The founding members of the quartet, violinists Austin Hartman and Hyunsu Ko and violist Mary Persin, are all in their late 20s and have been playing together since their student days at the Cleveland Institute of Music. Cellist Jason Calloway knew Hartman from their time together in the Youth Chamber Orchestra at Temple University, whose maestro and teacher Luis Biava inspired the group's name.
"Pretty much everything we have as musicians comes at some level from those teachers who influenced our formative years," Calloway says. "Maestro Biava was encouraging and grandfatherly, but he also held us to the same standard he held himself to. I don't think anyone has ever met a more kind and generous human being."
Their upcoming program at Town Hall will reflect the group's desire "to straddle that fine line between preserving the past and creating something new," says Calloway, who at the ripe age of 30 is the group's oldest member and most recent addition (previous cellist Jacob Braun is now a member of the Formosa Quartet).
"Robert Mann (founding violinist of the Juilliard Quartet) said something early on in their career, that their mission was to play new music as if it had been written two centuries ago and old music as if it had been written last week. That is definitely our objective."
The ensemble's desire to rejuvenate old standards while bringing newer or neglected repertory to light is reflected in its upcoming program, with Mozart's "Hunt" Quartet in B Flat Major, Janacek's Quartet No. 1 and Grieg's Quartet in G Minor Op. 27.

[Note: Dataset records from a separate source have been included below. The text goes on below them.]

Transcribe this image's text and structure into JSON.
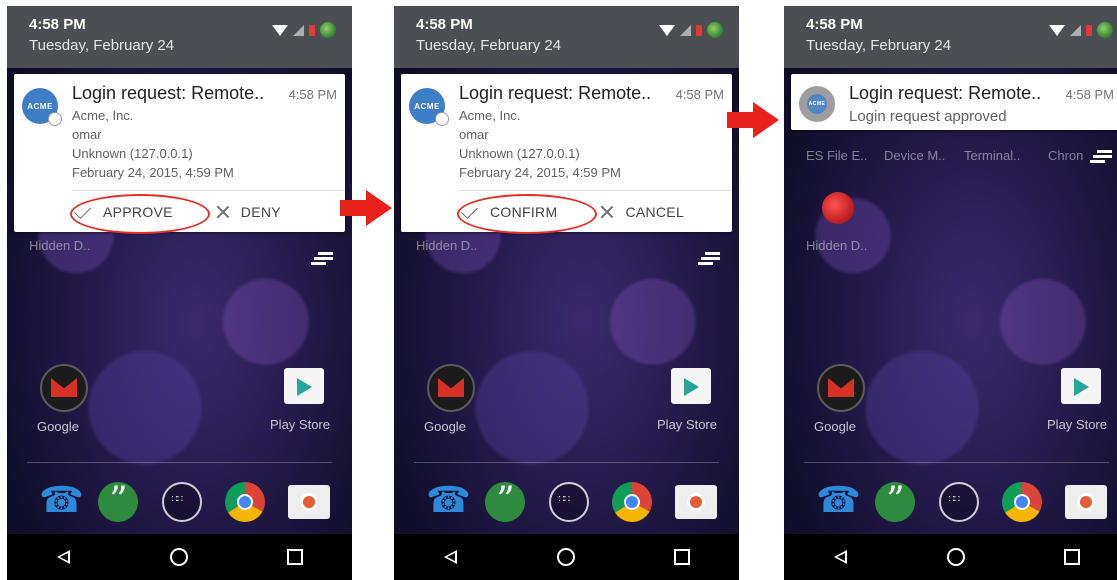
{
  "colors": {
    "status_bar": "#4b4e52",
    "annotation_red": "#e8211c",
    "acme_blue": "#3d7ec6"
  },
  "screens": [
    {
      "status": {
        "time": "4:58 PM",
        "date": "Tuesday, February 24"
      },
      "notification": {
        "app_icon_text": "ACME",
        "title": "Login request: Remote..",
        "time": "4:58 PM",
        "company": "Acme, Inc.",
        "user": "omar",
        "location": "Unknown (127.0.0.1)",
        "datetime": "February 24, 2015, 4:59 PM",
        "action_primary": "APPROVE",
        "action_secondary": "DENY"
      },
      "home": {
        "hidden_label": "Hidden D..",
        "google_label": "Google",
        "playstore_label": "Play Store"
      }
    },
    {
      "status": {
        "time": "4:58 PM",
        "date": "Tuesday, February 24"
      },
      "notification": {
        "app_icon_text": "ACME",
        "title": "Login request: Remote..",
        "time": "4:58 PM",
        "company": "Acme, Inc.",
        "user": "omar",
        "location": "Unknown (127.0.0.1)",
        "datetime": "February 24, 2015, 4:59 PM",
        "action_primary": "CONFIRM",
        "action_secondary": "CANCEL"
      },
      "home": {
        "hidden_label": "Hidden D..",
        "google_label": "Google",
        "playstore_label": "Play Store"
      }
    },
    {
      "status": {
        "time": "4:58 PM",
        "date": "Tuesday, February 24"
      },
      "notification": {
        "app_icon_text": "ACME",
        "title": "Login request: Remote..",
        "time": "4:58 PM",
        "subtitle": "Login request approved"
      },
      "home": {
        "app_labels": [
          "ES File E..",
          "Device M..",
          "Terminal..",
          "Chron"
        ],
        "hidden_label": "Hidden D..",
        "google_label": "Google",
        "playstore_label": "Play Store"
      }
    }
  ],
  "icons": {
    "status": [
      "wifi-icon",
      "signal-icon",
      "battery-icon",
      "avatar-icon"
    ],
    "dock": [
      "phone-icon",
      "hangouts-icon",
      "app-drawer-icon",
      "chrome-icon",
      "camera-icon"
    ],
    "nav": [
      "back-icon",
      "home-icon",
      "recents-icon"
    ]
  }
}
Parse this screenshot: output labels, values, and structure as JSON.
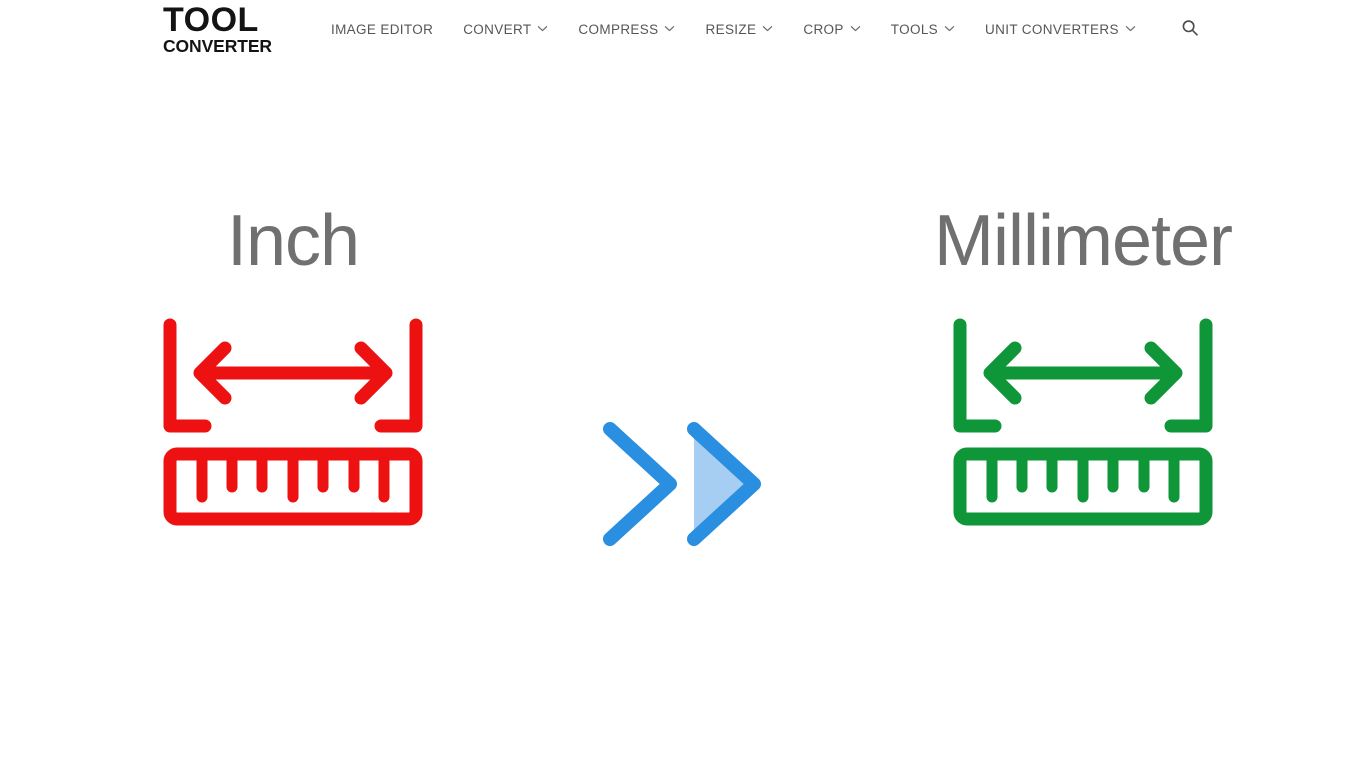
{
  "header": {
    "brand": {
      "line1": "TOOL",
      "line2": "CONVERTER",
      "name": "Tool Converter"
    },
    "nav_items": [
      {
        "label": "IMAGE EDITOR",
        "has_dropdown": false
      },
      {
        "label": "CONVERT",
        "has_dropdown": true
      },
      {
        "label": "COMPRESS",
        "has_dropdown": true
      },
      {
        "label": "RESIZE",
        "has_dropdown": true
      },
      {
        "label": "CROP",
        "has_dropdown": true
      },
      {
        "label": "TOOLS",
        "has_dropdown": true
      },
      {
        "label": "UNIT CONVERTERS",
        "has_dropdown": true
      }
    ],
    "search": {
      "icon": "search-icon",
      "label": "Search"
    }
  },
  "hero": {
    "source_unit": {
      "title": "Inch",
      "icon": "ruler-measure-icon",
      "color": "#EE1111"
    },
    "conversion_arrow": {
      "icon": "double-chevron-right-icon",
      "stroke_color": "#2A8FE0",
      "fill_color": "#A6CEF2"
    },
    "target_unit": {
      "title": "Millimeter",
      "icon": "ruler-measure-icon",
      "color": "#0E9638"
    }
  },
  "theme": {
    "background": "#FFFFFF",
    "title_color": "#707070",
    "nav_color": "#565656",
    "brand_color": "#141414"
  }
}
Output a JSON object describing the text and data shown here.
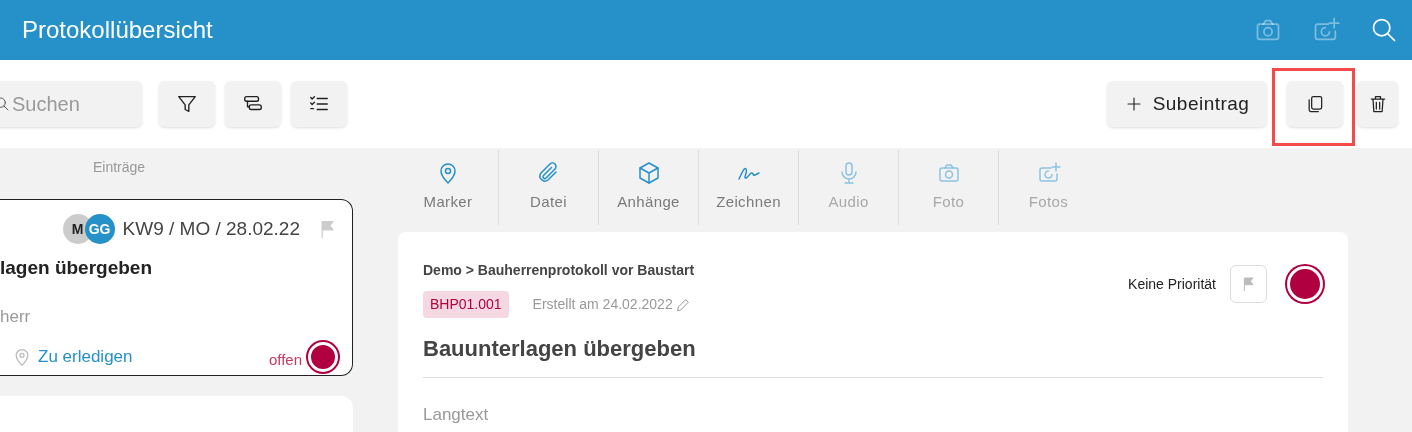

Comments Calloway, "We open with one of the cornerstones of the repertoire. With any other piece I try to give information that will enhance people's listening. There's not much I could say about the 'Hunt' that would improve their experience, because Mozart has a way, especially with the third movement, that's divine. Nothing needs to or can be said.
"Then we take up Janacek, who developed, over the course of his career, a compositional language based on the Czech language, which made his music consonant and irregular like the way human speech can be. At any moment in any piece of his, he is impossible to mistake."
As for the Grieg composition on the program, Calloway calls it "a neglected masterpiece. It's huge, stormy, dramatic — a great workout for us and a great way to offer people a new experience."